Known as the City Arts Center when it was founded by philanthropists John and Eleanor Kirkpatrick in 1989, the renamed Oklahoma Contemporary Arts Center features two art spaces, the Eleanor Kirkpatrick Gallery and Circle Gallery, respectively. The former eponymous gallery hosts rotating exhibits and the latter more mixed-media art such as interactive, digital and multi-sensory presentations. Additionally, the focus of the center is not only on art, here the artists offer classes and workshops on painting, two-dimensional studio arts, pottery in addition to many more interesting artistic pursuits. Since the center is a non-profit organization, admission is free, but there is a nominal fee for the classes. Check website for event calendar and schedule of courses.
This museum is housed in the ornate Mid-Continent Life Insurance building and its primary goal is to inform visitors about the many contributions that Oklahomans have provided to their state and country. Some of the highlights are the 'Bust Gallery', which displays the sculptured likenesses of famous Oklahomans like Maria Tallchief, Ralph Ellison and Mickey Mantle. There is also an interactive exhibit about the Chickasaw Nation and the Chesapeake Oklahoma Theater is located inside. Additionally, the museum provides a backdrop for other events such as field trips, workshops, weddings, etc. Check website for more details and information.
Located on the grounds of the State Capitol and managed under the auspices of the Oklahoma Historical Society, this museum takes visitors on a journey through the state's turbulent and exciting history. Many know the mythic story of the Land Run of 1889, but the exhibits here go back even further—you will see Oklahoma artifacts from the Jurassic era also. Some of the most popular displays focus on Native American culture, the Oklahoma oil boom, the state's impressionist painters and they also have some interesting online exhibits also.
This Dutch Colonial mansion of 12 rooms and 14,000 square feet has been the home of the governor since 1928. There is an Oklahoma room with a carpet featuring the state seal. The Phillips Pavilion was added on the grounds for larger parties, because the inside dining area was only able to seat 60 for dinner. The new pavilion also features a gift shop where you can pick up souvenirs and Made-in-Oklahoma items. Guided tours are offered on Wednesdays. Admission is free.

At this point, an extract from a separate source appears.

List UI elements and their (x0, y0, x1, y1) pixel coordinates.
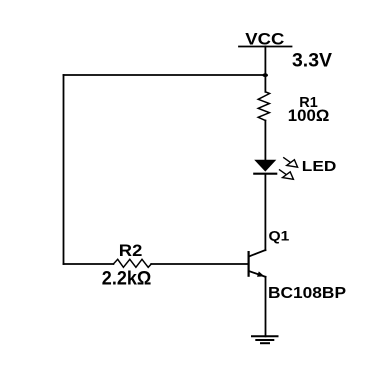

The Harn Homestead and 1889ers Museum is where city benefactor William Fremont Harn developed this quintessential frontier homestead. The estate contains a one-room schoolhouse, a grandiose Victorian mansion and a petting-zoo/farm on the grounds. The land was claimed during the Oklahoma Land Run of 1889 and today the complex offers hands-on education about the work ethic during the late 19th Century as well as providing field trips and day camps. The 9.4 acre facility is also available for corporate events, weddings, birthday parties, etc.